In the new report, released on 9 August, the IPCC considers five scenarios, depending upon the level of emissions achieved.

Maintaining the current situation, in which the global temperature is, on average, 1.1 degrees higher than in the pre-industrial period (1850-1900): scientists predict that, an increase of 1.5 degrees by 2040, 2 degrees by 2060, and 2.7 degrees by 2100.

This increase, which would also lead to more extreme weather events such as droughts, floods and heat waves, is far from the goal of reducing it to less than 2 degrees, set in the Paris Agreement, which fixes emission reduction of greenhouse gases from 2020, imposing a limit of 1.5 degrees centigrade as a goal.

In the worst case scenario, in which carbon dioxide and other greenhouse gas emissions would double by mid-century, the increase could reach catastrophic levels, around 4 degrees in 2100.
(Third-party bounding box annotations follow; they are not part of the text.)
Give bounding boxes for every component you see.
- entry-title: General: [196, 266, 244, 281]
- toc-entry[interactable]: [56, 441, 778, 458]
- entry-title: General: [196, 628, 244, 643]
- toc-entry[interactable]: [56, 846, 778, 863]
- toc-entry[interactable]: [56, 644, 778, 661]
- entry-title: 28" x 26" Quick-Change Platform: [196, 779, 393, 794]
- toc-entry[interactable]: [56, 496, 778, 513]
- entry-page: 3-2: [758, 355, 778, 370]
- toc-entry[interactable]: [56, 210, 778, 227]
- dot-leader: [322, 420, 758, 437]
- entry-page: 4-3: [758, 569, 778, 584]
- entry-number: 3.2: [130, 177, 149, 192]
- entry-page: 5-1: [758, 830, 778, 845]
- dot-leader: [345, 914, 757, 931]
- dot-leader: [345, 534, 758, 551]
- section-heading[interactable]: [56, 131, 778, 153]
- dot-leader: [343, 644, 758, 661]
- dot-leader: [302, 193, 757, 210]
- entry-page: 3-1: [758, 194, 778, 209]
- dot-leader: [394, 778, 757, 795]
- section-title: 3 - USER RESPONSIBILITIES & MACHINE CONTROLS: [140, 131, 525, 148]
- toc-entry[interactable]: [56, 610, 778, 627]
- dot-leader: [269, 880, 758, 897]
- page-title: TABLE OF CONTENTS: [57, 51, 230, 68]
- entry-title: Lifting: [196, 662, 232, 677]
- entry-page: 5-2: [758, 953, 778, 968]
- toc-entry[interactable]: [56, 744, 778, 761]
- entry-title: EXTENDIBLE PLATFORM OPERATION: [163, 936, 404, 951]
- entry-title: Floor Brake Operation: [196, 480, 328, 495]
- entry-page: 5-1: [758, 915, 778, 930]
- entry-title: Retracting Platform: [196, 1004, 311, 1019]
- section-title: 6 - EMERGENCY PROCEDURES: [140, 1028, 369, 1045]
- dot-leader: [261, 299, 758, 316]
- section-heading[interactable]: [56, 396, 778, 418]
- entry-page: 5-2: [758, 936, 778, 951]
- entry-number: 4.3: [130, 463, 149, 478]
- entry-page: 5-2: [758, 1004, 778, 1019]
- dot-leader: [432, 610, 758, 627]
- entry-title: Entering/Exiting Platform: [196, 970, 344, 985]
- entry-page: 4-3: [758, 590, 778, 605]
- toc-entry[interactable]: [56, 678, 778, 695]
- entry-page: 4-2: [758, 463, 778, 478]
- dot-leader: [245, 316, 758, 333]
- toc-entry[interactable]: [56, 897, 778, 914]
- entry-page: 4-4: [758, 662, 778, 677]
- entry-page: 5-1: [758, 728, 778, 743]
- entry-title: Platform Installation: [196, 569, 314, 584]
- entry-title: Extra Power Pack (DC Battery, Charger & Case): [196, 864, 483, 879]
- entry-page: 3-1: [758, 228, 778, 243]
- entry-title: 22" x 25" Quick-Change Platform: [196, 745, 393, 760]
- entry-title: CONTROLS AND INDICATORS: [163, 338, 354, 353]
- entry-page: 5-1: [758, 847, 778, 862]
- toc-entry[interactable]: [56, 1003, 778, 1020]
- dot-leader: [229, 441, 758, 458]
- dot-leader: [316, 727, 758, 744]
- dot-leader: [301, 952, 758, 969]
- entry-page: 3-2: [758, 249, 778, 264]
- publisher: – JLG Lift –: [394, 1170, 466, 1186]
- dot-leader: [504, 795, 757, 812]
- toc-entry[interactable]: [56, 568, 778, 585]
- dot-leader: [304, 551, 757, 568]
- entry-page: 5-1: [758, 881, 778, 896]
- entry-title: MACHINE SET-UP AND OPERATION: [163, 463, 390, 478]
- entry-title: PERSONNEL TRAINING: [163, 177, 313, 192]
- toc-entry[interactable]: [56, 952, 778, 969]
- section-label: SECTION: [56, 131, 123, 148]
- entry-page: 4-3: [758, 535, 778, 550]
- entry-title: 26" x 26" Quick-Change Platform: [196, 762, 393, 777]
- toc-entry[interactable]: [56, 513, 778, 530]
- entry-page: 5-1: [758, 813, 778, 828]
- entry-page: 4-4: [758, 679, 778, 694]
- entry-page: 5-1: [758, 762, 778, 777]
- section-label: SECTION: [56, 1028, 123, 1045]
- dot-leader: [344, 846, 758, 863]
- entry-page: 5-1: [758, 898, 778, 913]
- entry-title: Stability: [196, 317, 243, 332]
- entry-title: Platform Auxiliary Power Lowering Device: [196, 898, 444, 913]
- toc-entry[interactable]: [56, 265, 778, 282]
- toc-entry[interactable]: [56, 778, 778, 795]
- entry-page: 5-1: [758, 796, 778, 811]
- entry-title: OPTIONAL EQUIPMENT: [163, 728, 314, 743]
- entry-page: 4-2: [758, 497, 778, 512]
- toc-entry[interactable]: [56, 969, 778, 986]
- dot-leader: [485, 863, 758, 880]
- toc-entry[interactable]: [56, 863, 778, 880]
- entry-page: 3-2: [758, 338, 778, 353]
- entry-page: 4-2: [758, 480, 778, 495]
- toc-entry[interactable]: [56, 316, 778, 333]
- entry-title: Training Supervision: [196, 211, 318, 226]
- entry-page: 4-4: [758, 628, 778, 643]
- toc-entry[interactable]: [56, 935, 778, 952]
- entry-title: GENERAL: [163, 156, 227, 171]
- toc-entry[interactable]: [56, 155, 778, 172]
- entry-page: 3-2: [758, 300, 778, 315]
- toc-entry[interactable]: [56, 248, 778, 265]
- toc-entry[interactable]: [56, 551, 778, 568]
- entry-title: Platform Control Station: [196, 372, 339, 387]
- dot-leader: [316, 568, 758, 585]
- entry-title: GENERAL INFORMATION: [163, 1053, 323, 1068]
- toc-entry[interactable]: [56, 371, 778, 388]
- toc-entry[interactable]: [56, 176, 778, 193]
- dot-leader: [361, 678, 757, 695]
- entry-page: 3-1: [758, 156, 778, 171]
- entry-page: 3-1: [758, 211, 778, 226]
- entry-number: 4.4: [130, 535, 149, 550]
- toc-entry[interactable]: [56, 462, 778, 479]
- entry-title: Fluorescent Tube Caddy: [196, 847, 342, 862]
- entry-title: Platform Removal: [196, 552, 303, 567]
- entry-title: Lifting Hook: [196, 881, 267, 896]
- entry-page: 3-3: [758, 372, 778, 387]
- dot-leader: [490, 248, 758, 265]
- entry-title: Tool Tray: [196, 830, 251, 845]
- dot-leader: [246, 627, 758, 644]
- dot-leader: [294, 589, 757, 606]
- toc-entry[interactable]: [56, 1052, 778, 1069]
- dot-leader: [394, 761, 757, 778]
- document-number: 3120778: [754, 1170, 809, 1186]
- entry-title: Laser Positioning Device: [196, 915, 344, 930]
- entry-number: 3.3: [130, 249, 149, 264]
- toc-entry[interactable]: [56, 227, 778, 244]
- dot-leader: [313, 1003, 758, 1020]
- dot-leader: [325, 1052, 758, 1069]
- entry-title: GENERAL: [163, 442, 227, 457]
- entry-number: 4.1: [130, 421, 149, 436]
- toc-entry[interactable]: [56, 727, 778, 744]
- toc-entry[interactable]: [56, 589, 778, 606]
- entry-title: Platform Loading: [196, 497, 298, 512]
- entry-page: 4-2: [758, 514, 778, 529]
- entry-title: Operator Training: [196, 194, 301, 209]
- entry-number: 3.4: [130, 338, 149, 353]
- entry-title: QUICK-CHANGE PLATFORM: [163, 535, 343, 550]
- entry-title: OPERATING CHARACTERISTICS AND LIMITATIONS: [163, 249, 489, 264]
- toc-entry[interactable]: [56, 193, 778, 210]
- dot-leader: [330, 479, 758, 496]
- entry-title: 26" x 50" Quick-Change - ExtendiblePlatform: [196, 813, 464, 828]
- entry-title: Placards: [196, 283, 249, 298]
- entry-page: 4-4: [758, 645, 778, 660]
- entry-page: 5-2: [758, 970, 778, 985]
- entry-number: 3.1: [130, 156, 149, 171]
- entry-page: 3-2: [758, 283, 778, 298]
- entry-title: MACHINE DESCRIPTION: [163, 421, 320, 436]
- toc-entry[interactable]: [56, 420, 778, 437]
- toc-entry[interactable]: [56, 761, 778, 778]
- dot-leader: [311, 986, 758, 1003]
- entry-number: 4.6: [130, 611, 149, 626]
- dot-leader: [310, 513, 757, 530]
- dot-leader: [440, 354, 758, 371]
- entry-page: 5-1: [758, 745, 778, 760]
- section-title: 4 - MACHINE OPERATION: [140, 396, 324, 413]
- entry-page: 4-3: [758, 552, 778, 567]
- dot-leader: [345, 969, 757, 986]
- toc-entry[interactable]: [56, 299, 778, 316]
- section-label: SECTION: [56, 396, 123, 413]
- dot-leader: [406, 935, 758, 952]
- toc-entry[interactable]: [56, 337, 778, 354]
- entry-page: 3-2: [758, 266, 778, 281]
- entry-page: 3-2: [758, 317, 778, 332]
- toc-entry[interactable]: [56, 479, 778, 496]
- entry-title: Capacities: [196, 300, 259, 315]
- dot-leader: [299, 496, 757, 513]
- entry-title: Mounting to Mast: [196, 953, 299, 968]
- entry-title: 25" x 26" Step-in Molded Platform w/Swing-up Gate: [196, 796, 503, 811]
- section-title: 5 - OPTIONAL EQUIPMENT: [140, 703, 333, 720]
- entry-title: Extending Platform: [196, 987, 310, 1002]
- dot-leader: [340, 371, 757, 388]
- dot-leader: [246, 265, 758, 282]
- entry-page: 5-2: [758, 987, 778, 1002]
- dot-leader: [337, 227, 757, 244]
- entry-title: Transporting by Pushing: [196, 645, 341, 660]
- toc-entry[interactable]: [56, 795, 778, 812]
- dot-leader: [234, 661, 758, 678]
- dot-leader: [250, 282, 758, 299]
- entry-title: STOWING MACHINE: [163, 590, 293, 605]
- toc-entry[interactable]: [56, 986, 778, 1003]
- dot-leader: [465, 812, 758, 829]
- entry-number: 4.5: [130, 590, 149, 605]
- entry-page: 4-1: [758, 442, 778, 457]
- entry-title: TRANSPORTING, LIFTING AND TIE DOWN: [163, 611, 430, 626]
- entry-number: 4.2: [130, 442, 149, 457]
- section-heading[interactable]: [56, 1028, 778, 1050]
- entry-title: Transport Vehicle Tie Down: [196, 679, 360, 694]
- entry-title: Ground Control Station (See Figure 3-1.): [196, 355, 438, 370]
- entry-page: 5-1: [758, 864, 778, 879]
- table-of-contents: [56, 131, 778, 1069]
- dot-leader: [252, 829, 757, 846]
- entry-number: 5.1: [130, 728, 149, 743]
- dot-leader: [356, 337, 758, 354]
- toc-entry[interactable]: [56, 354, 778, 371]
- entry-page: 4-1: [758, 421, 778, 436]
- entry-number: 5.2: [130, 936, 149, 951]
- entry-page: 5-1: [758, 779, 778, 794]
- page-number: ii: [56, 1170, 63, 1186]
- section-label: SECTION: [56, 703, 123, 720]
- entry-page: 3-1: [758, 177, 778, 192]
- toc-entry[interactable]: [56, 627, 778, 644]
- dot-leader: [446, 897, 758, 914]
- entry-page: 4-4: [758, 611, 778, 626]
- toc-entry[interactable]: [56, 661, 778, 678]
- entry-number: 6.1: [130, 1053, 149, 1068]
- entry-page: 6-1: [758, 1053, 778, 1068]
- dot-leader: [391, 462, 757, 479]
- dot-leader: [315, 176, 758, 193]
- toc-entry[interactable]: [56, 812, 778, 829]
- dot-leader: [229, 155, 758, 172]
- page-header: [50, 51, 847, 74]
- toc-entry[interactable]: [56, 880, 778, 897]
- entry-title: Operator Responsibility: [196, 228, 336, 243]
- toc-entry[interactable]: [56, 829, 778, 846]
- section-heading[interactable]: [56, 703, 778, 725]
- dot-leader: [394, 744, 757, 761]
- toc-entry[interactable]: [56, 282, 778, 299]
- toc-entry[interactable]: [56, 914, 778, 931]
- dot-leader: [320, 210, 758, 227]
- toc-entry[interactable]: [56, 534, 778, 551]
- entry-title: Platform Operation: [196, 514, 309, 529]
Each degree of increase predicts about seven percent more precipitation worldwide, which could lead to an increase in storms, floods and other natural disasters, warns the IPCC.

Extreme heat waves, which in pre-industrial times happened approximately once a decade and currently occur 2.3 times, can multiply up to 9.4 times per decade (almost one per year) in the scenario with more than 4 degrees of temperature.

On the other hand, in the best hypothesis considered by the experts, in which carbon neutrality (zero emissions) is reached in half of the century, the temperature increase would be 1.5 degrees in 2040, 1.6 degrees in 2060 and decrease to 1 .4 degrees at the end of the century.

The study by the main organization that studies climate change, prepared by 234 authors from 66 countries, was the first to be reviewed and approved by videoconference.

Experts recognize that emission reductions will have no visible effects on global temperature until a few decades have passed, although the benefits for reducing air pollution will start to show in just a few years.